There was a silence here of some duration; and then Dolly exclaimed, "I see it. I shall know now."

"What, Dolly?"

"How to do, Aunt Harry."

"How to do what?"

"Everything. I was thinking particularly just then" – Dolly hesitated.

"Yes, of what?"

"Of dressing myself."

"Dressing yourself, you chicken?"

"Yes, Aunt Harry. I see it. If I do not dress for Christ, I do it for the world."

"Don't go into another extreme now, Dolly."

"No, Aunt Harry. I cannot be wrong, can I, if I do it for Christ?"

"I wonder how many girls of sixteen in the country have such a thought? And I wonder, how long will you be able to keep it, Dolly?"

"Why not, Aunt Harry?"

"O child! because you have got to meet the world."

"What will the world do to me?" Dolly asked, half laughing in her simple ignorance.

"When I think what it will do to you, Dolly, I am ready to break my heart. It will tempt you, child. It will tempt you with beauty, and with pleasant things; pleasant things that look so harmless! and it will seek to persuade you with sweet voices and with voices of authority; and it will show you everybody going one way, and that not your way."

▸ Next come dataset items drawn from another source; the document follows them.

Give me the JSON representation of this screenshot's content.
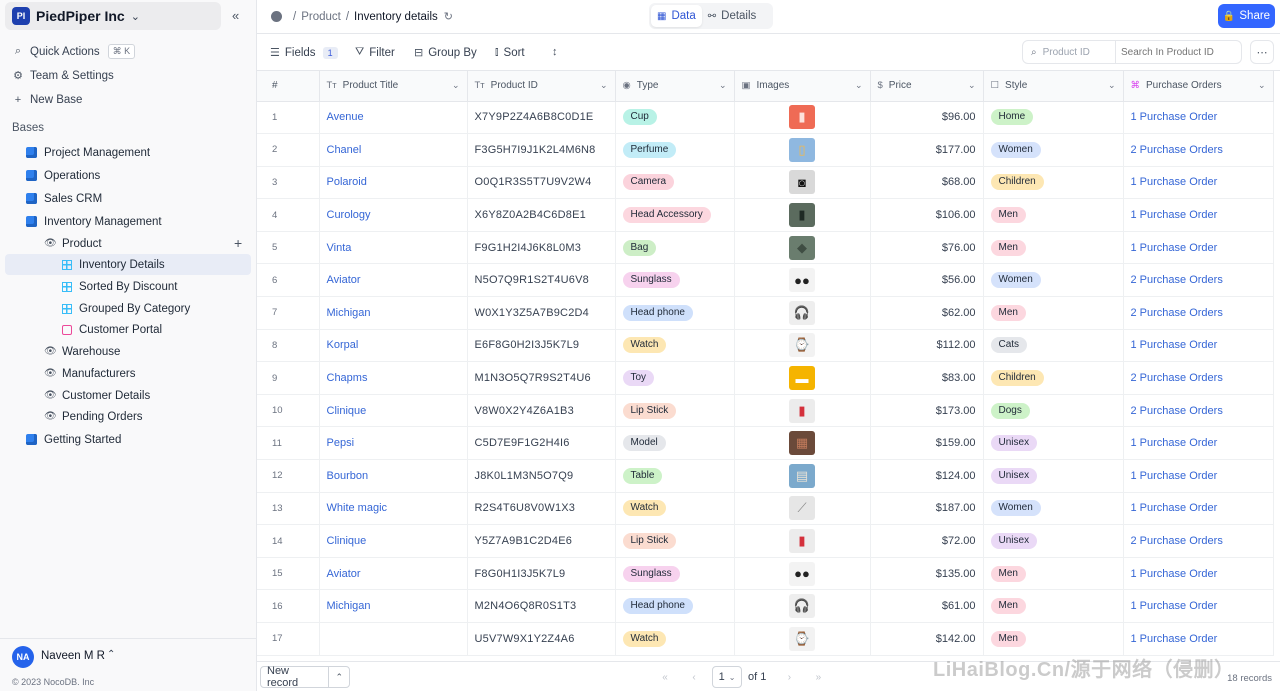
{
  "workspace": {
    "name": "PiedPiper Inc",
    "initials": "PI"
  },
  "sidebar": {
    "top_items": [
      {
        "label": "Quick Actions",
        "shortcut": "⌘ K"
      },
      {
        "label": "Team & Settings"
      },
      {
        "label": "New Base"
      }
    ],
    "bases_label": "Bases",
    "bases": {
      "project_management": "Project Management",
      "operations": "Operations",
      "sales_crm": "Sales CRM",
      "inventory_management": "Inventory Management",
      "product": "Product",
      "views": [
        "Inventory Details",
        "Sorted By Discount",
        "Grouped By Category",
        "Customer Portal"
      ],
      "tables": [
        "Warehouse",
        "Manufacturers",
        "Customer Details",
        "Pending Orders"
      ],
      "getting_started": "Getting Started"
    },
    "user": {
      "name": "Naveen M R",
      "initials": "NA"
    },
    "copyright": "© 2023 NocoDB. Inc"
  },
  "topbar": {
    "breadcrumb": [
      "Product",
      "Inventory details"
    ],
    "tabs": [
      "Data",
      "Details"
    ],
    "share_label": "Share"
  },
  "toolbar": {
    "fields_label": "Fields",
    "fields_count": "1",
    "filter_label": "Filter",
    "groupby_label": "Group By",
    "sort_label": "Sort",
    "search_field": "Product ID",
    "search_placeholder": "Search In Product ID"
  },
  "grid": {
    "columns": [
      "#",
      "Product Title",
      "Product ID",
      "Type",
      "Images",
      "Price",
      "Style",
      "Purchase Orders"
    ],
    "rows": [
      {
        "n": "1",
        "title": "Avenue",
        "pid": "X7Y9P2Z4A6B8C0D1E",
        "type": "Cup",
        "price": "$96.00",
        "style": "Home",
        "po": "1 Purchase Order",
        "img": "cup"
      },
      {
        "n": "2",
        "title": "Chanel",
        "pid": "F3G5H7I9J1K2L4M6N8",
        "type": "Perfume",
        "price": "$177.00",
        "style": "Women",
        "po": "2 Purchase Orders",
        "img": "perfume"
      },
      {
        "n": "3",
        "title": "Polaroid",
        "pid": "O0Q1R3S5T7U9V2W4",
        "type": "Camera",
        "price": "$68.00",
        "style": "Children",
        "po": "1 Purchase Order",
        "img": "camera"
      },
      {
        "n": "4",
        "title": "Curology",
        "pid": "X6Y8Z0A2B4C6D8E1",
        "type": "Head Accessory",
        "price": "$106.00",
        "style": "Men",
        "po": "1 Purchase Order",
        "img": "bottles"
      },
      {
        "n": "5",
        "title": "Vinta",
        "pid": "F9G1H2I4J6K8L0M3",
        "type": "Bag",
        "price": "$76.00",
        "style": "Men",
        "po": "1 Purchase Order",
        "img": "bag"
      },
      {
        "n": "6",
        "title": "Aviator",
        "pid": "N5O7Q9R1S2T4U6V8",
        "type": "Sunglass",
        "price": "$56.00",
        "style": "Women",
        "po": "2 Purchase Orders",
        "img": "sunglass"
      },
      {
        "n": "7",
        "title": "Michigan",
        "pid": "W0X1Y3Z5A7B9C2D4",
        "type": "Head phone",
        "price": "$62.00",
        "style": "Men",
        "po": "2 Purchase Orders",
        "img": "headphone"
      },
      {
        "n": "8",
        "title": "Korpal",
        "pid": "E6F8G0H2I3J5K7L9",
        "type": "Watch",
        "price": "$112.00",
        "style": "Cats",
        "po": "1 Purchase Order",
        "img": "watch"
      },
      {
        "n": "9",
        "title": "Chapms",
        "pid": "M1N3O5Q7R9S2T4U6",
        "type": "Toy",
        "price": "$83.00",
        "style": "Children",
        "po": "2 Purchase Orders",
        "img": "toy"
      },
      {
        "n": "10",
        "title": "Clinique",
        "pid": "V8W0X2Y4Z6A1B3",
        "type": "Lip Stick",
        "price": "$173.00",
        "style": "Dogs",
        "po": "2 Purchase Orders",
        "img": "lipstick"
      },
      {
        "n": "11",
        "title": "Pepsi",
        "pid": "C5D7E9F1G2H4I6",
        "type": "Model",
        "price": "$159.00",
        "style": "Unisex",
        "po": "1 Purchase Order",
        "img": "model"
      },
      {
        "n": "12",
        "title": "Bourbon",
        "pid": "J8K0L1M3N5O7Q9",
        "type": "Table",
        "price": "$124.00",
        "style": "Unisex",
        "po": "1 Purchase Order",
        "img": "table"
      },
      {
        "n": "13",
        "title": "White magic",
        "pid": "R2S4T6U8V0W1X3",
        "type": "Watch",
        "price": "$187.00",
        "style": "Women",
        "po": "1 Purchase Order",
        "img": "watch2"
      },
      {
        "n": "14",
        "title": "Clinique",
        "pid": "Y5Z7A9B1C2D4E6",
        "type": "Lip Stick",
        "price": "$72.00",
        "style": "Unisex",
        "po": "2 Purchase Orders",
        "img": "lipstick"
      },
      {
        "n": "15",
        "title": "Aviator",
        "pid": "F8G0H1I3J5K7L9",
        "type": "Sunglass",
        "price": "$135.00",
        "style": "Men",
        "po": "1 Purchase Order",
        "img": "sunglass"
      },
      {
        "n": "16",
        "title": "Michigan",
        "pid": "M2N4O6Q8R0S1T3",
        "type": "Head phone",
        "price": "$61.00",
        "style": "Men",
        "po": "1 Purchase Order",
        "img": "headphone"
      },
      {
        "n": "17",
        "title": "",
        "pid": "U5V7W9X1Y2Z4A6",
        "type": "Watch",
        "price": "$142.00",
        "style": "Men",
        "po": "1 Purchase Order",
        "img": "watch"
      }
    ]
  },
  "type_colors": {
    "Cup": "#b8f2e6",
    "Perfume": "#c2ecf7",
    "Camera": "#fbd3dc",
    "Head Accessory": "#fcd7df",
    "Bag": "#cdeec6",
    "Sunglass": "#f7d2ee",
    "Head phone": "#cfe0fb",
    "Watch": "#fde7b3",
    "Toy": "#ead9f6",
    "Lip Stick": "#fbdcd0",
    "Model": "#e5e7eb",
    "Table": "#cdf2c8"
  },
  "style_colors": {
    "Home": "#cdf2c8",
    "Women": "#d5e2fb",
    "Children": "#fde7b3",
    "Men": "#fcd7df",
    "Cats": "#e5e7eb",
    "Dogs": "#cdf2c8",
    "Unisex": "#ead9f6"
  },
  "footer": {
    "new_record_label": "New record",
    "page": "1",
    "of_label": "of 1",
    "records_label": "18 records",
    "watermark": "LiHaiBlog.Cn/源于网络（侵删）"
  }
}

"But I will follow Christ, Aunt Hal."

"Then you will have to bear reproach."

"I would rather bear the world's reproach, than His."

"If you don't get over-persuaded, child, or deafened with the voices!"

"She will have to do like the little girl in the fairy tale," said Mr. Eberstein; "stuff cotton in her ears. The little girl in the fairy tale was going up a hill to get something at the top – what was she going for, that was at the top of the hill?"

"I know!" cried Dolly. "I remember. She was going for three things. The Singing bird and the Golden water, and – I forget what the third thing was."

"Well, you see what that means," Mr. Eberstein went on. "She was going up the hill for the Golden water at the top; and there were ten thousand voices in her ears tempting her to look round; and if she looked, she would be turned to stone. The road was lined with stones, which had once been pilgrims. You see, Dolly? Her only way was to stop her ears."

"I see, Uncle Ned."

"What shall Dolly stop her ears with?" asked Mrs. Eberstein.

"These words will do. 'Whether ye eat, or drink, or whatsoever ye do, do all to the glory of God.'"

There was little more talking, for as the evening drew on, the heaviness of the parting weighed too hard upon all hearts. The next day Dolly made the journey to Boston, and from there to her parents' house; and her childhood's days were over.